En cierta ocasión, un tipo se dirigía a su auditorio con supuestas valiosas lecciones sobre el poder sagrado de la palabra, y el influjo que ella ejerce en nuestra vida y en la de los demás. “Lo que usted dice no sirve para nada” –lo interpeló otro tipo que se encontraba en el auditorio. Éste lo escuchó y, tan pronto terminó la frase, le vociferó: “¡Cállate, estúpido…! ¡Siéntate, idiota!”. Ante el asombro de los oyentes, el tipo aludido se llenó de furia, soltó varias puteadas, y, cuando estaba fuera de sí, el orador alzó la voz y le dijo: “Perdone caballero, lo he ofendido y le pido perdón; acepte mis sinceras disculpas y sepa que respeto su opinión, aunque estemos en desacuerdo”. El hombre se calmó y le contestó: “Bueno, entiendo y también pido disculpas y acepto que la diferencia de opiniones no debe usarse para pelear, sino para mirar otras opciones”. El orador le sonrió y agregó: “Perdone, usted, que haya sido de esta manera, pero así hemos visto todos, del modo más claro, el gran poder de las palabras: Con unas pocas palabras, lo enloquecí y, con otras pocas, lo calmé”.

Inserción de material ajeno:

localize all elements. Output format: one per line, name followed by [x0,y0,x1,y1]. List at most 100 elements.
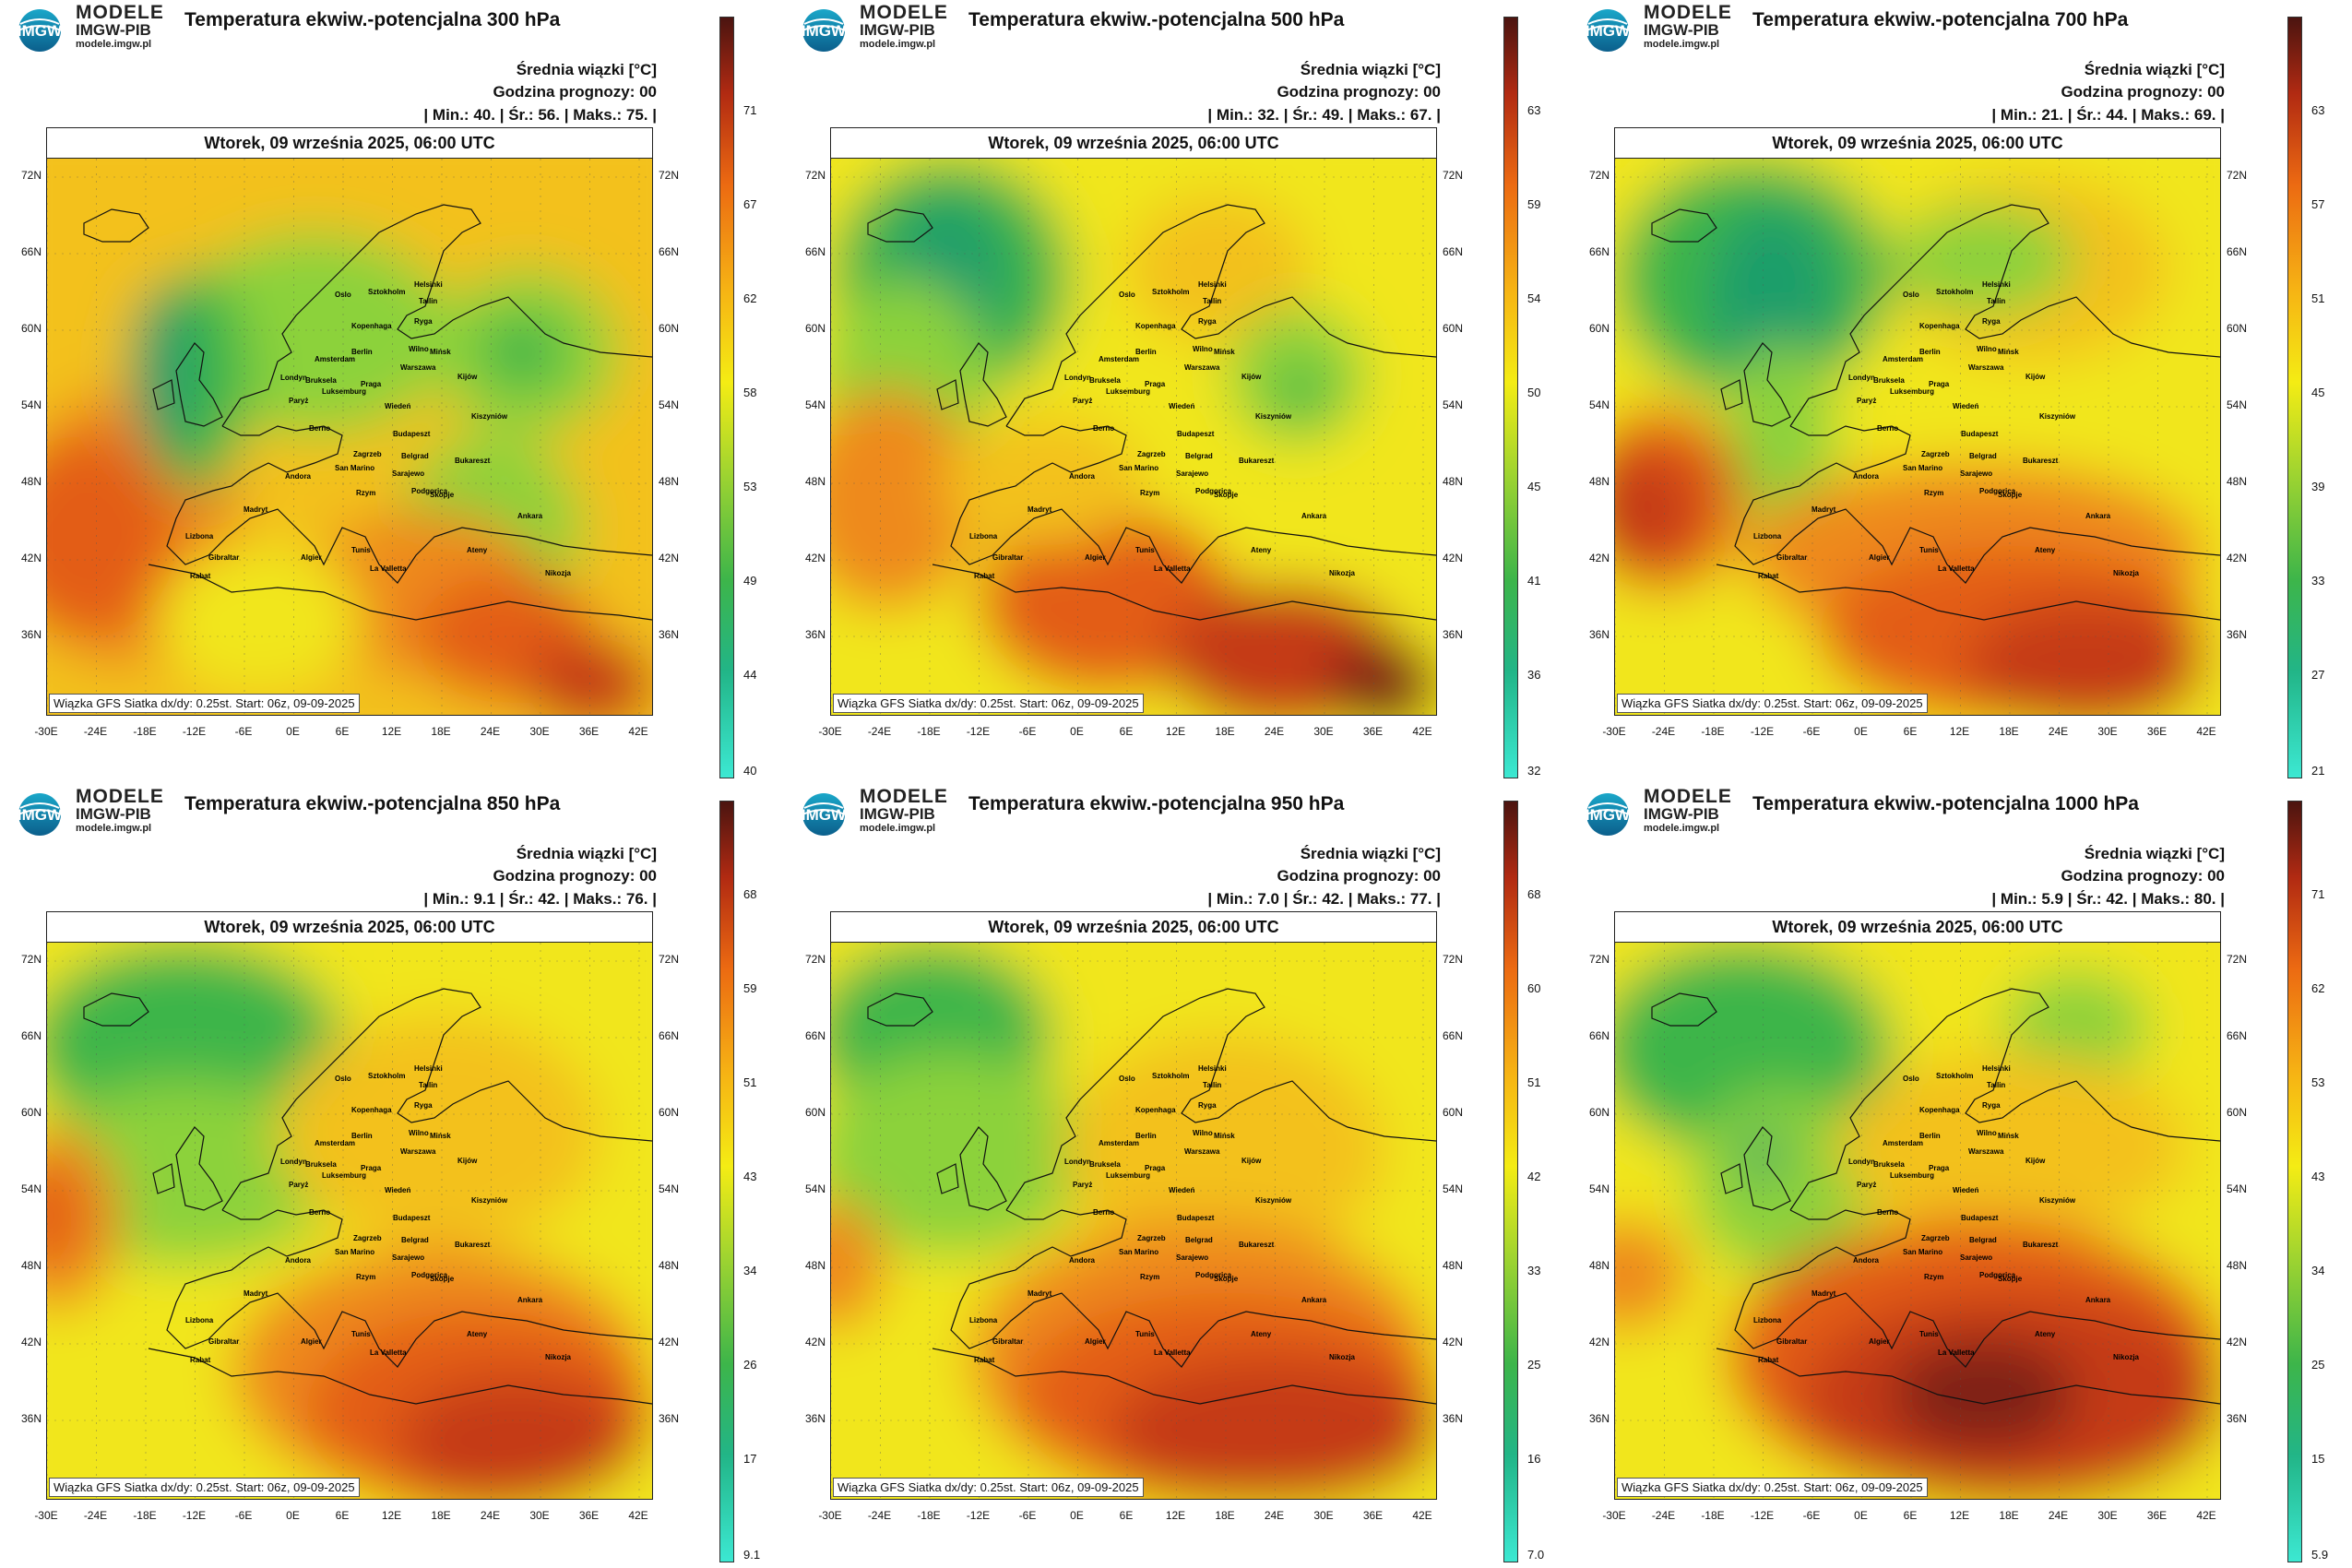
brand-url[interactable]: modele.imgw.pl [76,39,152,50]
lat-tick-right: 36N [2227,628,2248,641]
city-label: Podgorica [411,487,448,495]
city-label: Kopenhaga [351,1106,392,1114]
mean-label: Średnia wiązki [°C] [2084,61,2225,78]
city-label: Wilno [409,1129,429,1137]
city-label: Sarajewo [392,469,425,478]
lat-tick-left: 36N [804,1412,826,1425]
city-label: Tunis [1135,1330,1155,1338]
city-label: Sarajewo [1960,1253,1993,1262]
city-label: Algier [1085,1337,1106,1346]
colorbar [1503,801,1518,1562]
city-label: Luksemburg [1890,387,1935,396]
forecast-hour: Godzina prognozy: 00 [2061,867,2225,885]
lon-tick: 42E [2196,725,2216,738]
mean-label: Średnia wiązki [°C] [516,845,657,862]
city-label: Andora [285,472,311,481]
city-label: Oslo [1903,291,1919,299]
city-label: Praga [1929,1164,1950,1172]
brand-url[interactable]: modele.imgw.pl [1644,823,1720,834]
city-label: Ateny [467,546,488,554]
city-label: Algier [1869,553,1890,562]
imgw-logo-icon: IMGW [802,793,847,836]
lat-tick-right: 36N [1443,628,1464,641]
city-label: Praga [1145,1164,1166,1172]
svg-text:IMGW: IMGW [18,806,63,824]
city-label: Tunis [1135,546,1155,554]
lat-tick-right: 60N [1443,322,1464,335]
lat-tick-right: 36N [1443,1412,1464,1425]
city-label: Londyn [280,1158,307,1166]
city-label: Sarajewo [392,1253,425,1262]
map-frame[interactable]: Wtorek, 09 września 2025, 06:00 UTC Wiąz… [46,127,653,716]
map-frame[interactable]: Wtorek, 09 września 2025, 06:00 UTC Wiąz… [830,911,1437,1500]
validity-time: Wtorek, 09 września 2025, 06:00 UTC [47,128,652,159]
coastline [1720,342,1791,427]
source-note: Wiązka GFS Siatka dx/dy: 0.25st. Start: … [1617,1478,1928,1497]
imgw-logo-icon: IMGW [1586,9,1631,52]
city-label: Gibraltar [1776,1337,1808,1346]
city-label: Ankara [517,1296,543,1304]
city-label: Ryga [414,317,433,326]
temperature-field-map[interactable] [1615,943,2220,1499]
city-label: Helsinki [1982,1064,2011,1073]
lat-tick-left: 60N [1588,1106,1610,1119]
lat-tick-left: 42N [804,1336,826,1348]
stat-max: 69. [2193,106,2216,124]
map-frame[interactable]: Wtorek, 09 września 2025, 06:00 UTC Wiąz… [1614,911,2221,1500]
lat-tick-left: 54N [1588,1182,1610,1195]
validity-time: Wtorek, 09 września 2025, 06:00 UTC [1615,128,2220,159]
temperature-field-map[interactable] [47,943,652,1499]
stat-min: 7.0 [1257,890,1279,908]
lon-tick: 18E [1215,725,1235,738]
city-label: Bukareszt [2023,1241,2059,1249]
city-label: Ateny [1251,546,1272,554]
lat-tick-left: 72N [20,953,42,966]
city-label: Mińsk [430,1132,451,1140]
lon-tick: 24E [1264,1509,1285,1522]
temperature-field-map[interactable] [47,159,652,715]
city-label: Skopje [1214,491,1239,499]
city-label: Sztokholm [368,288,406,296]
lat-tick-left: 72N [20,169,42,182]
colorbar-tick: 50 [1527,386,1541,399]
stat-min: 9.1 [473,890,495,908]
city-label: Podgorica [411,1271,448,1279]
city-label: Wilno [1193,345,1213,353]
stat-avg: 42. [1322,890,1344,908]
colorbar-tick: 53 [2311,1075,2325,1089]
lat-tick-right: 54N [2227,398,2248,411]
colorbar-tick: 63 [1527,103,1541,117]
brand-url[interactable]: modele.imgw.pl [1644,39,1720,50]
lat-tick-right: 60N [2227,322,2248,335]
temperature-field-map[interactable] [831,943,1436,1499]
lat-tick-left: 36N [1588,1412,1610,1425]
lon-tick: -6E [1018,725,1037,738]
map-frame[interactable]: Wtorek, 09 września 2025, 06:00 UTC Wiąz… [830,127,1437,716]
lon-tick: -30E [1602,1509,1626,1522]
lat-tick-right: 60N [1443,1106,1464,1119]
city-label: Berno [1093,1208,1115,1217]
panel-title: Temperatura ekwiw.-potencjalna 500 hPa [968,9,1345,30]
city-label: Tunis [351,1330,371,1338]
city-label: Budapeszt [1961,1214,1999,1222]
brand-url[interactable]: modele.imgw.pl [860,823,936,834]
city-label: Ateny [2035,1330,2056,1338]
map-frame[interactable]: Wtorek, 09 września 2025, 06:00 UTC Wiąz… [46,911,653,1500]
temperature-field-map[interactable] [831,159,1436,715]
stat-min: 5.9 [2041,890,2063,908]
brand-url[interactable]: modele.imgw.pl [76,823,152,834]
source-note: Wiązka GFS Siatka dx/dy: 0.25st. Start: … [49,1478,360,1497]
colorbar-tick: 58 [743,386,757,399]
brand-url[interactable]: modele.imgw.pl [860,39,936,50]
city-label: Sztokholm [368,1072,406,1080]
lon-tick: -6E [1018,1509,1037,1522]
city-label: Tallin [1203,1081,1222,1089]
temperature-field-map[interactable] [1615,159,2220,715]
lat-tick-left: 48N [1588,475,1610,488]
stats-line: | Min.: 5.9 | Śr.: 42. | Maks.: 80. | [1991,890,2225,908]
colorbar-tick: 43 [2311,1170,2325,1183]
map-frame[interactable]: Wtorek, 09 września 2025, 06:00 UTC Wiąz… [1614,127,2221,716]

Más allá de esta anécdota que tuve la posibilidad de presenciar, creo que a las palabras no se las lleva el viento, las palabras dejan huella, detentan poder e influyen, positiva o negativamente, en nosotros. Las palabras curan o hieren. Por eso mismo, los griegos sostenían que la palabra era divina, y los filósofos elogiaban el silencio, sobre todo, cuando no tenés idea de lo que estás diciendo… Albert Einstein solía expresar que “el lenguaje forma nuestras vidas y hechiza el pensamiento”. Es increíble el efecto que producen las palabras. La mayoría de las veces no nos damos cuenta de lo que decimos y, mucho menos, de las consecuencias. Es que las palabras constituyen un reflejo de nuestros pensamientos y sentimientos. Si, por dentro, nos estamos pudriendo en odios, por ejemplo, pues hablaremos desde el odio…
Es evidente que, al hablar, lo mejor es tratar de construir y no destruir. Incluso puede ser recomendable confirmar si la otra persona está entendiendo exactamente lo que estamos queriendo trasmitir, de tal forma que nuestro “comunicar” no sea de una profunda e impotente estupidez, ni, mucho menos, estupidice a los participantes. ¿Entendiste?, solemos preguntar…, y la otra persona responde: ¡Yo te diría que me dijeras… me expliqué!, y me deja en offside porque me pone frente al espejo de la claridad conceptual. Aun así, ni usted ni yo nos ahorraremos ni de malos entendidos y rabietas, ni nos enfrentarnos a mentiras mediáticas corporativas, ni intereses espurios de unos pocos que siguen creando mundos virtuales en la Argentina. Y esto es parte de nuestra vida diaria.
Las palabras encierran un poder sobre nuestro cerebro que desconocemos, enviando constantemente información de todo tipo y color. Esta información genera, en nosotros, sentimientos, actitudes y pensamientos; y, finalmente, una forma de vida. Si comunicamos desde la esperanza, es mayor la probabilidad de que éstas se hagan realidad, si comunicamos desde la calamidad, pues eso será lo que recibamos.
Por último, quiero compartir los consejos de mis abuelos. “Piense en esto y abra sus oídos, que no es lo mismo escuchar que oír. Escuchar lo hace todo el mundo, oír, sólo algunos. Cuide que no le mientan por intereses ajenos a los suyos. Sus pensamientos valen mucho, porque ellos lo llevan a vivir de una determinada manera. Cuide sus palabras, porque ellas marcan su destino. Piense para saber cuándo y cómo hay que comunicarse, y cuándo el silencio es la mejor decisión para usted y para los que ama. Usted será sabio, como creían los griegos, si sabe cuándo hablar y cuándo callar. Calmarse al estar airado o resentido y hablar sólo cuando esté en paz, suelen ser recomendaciones oportunas. Recuerde que sus palabras tienen poder, y que el viento nunca se las lleva, eso es un cuento que nos hicieron creer”.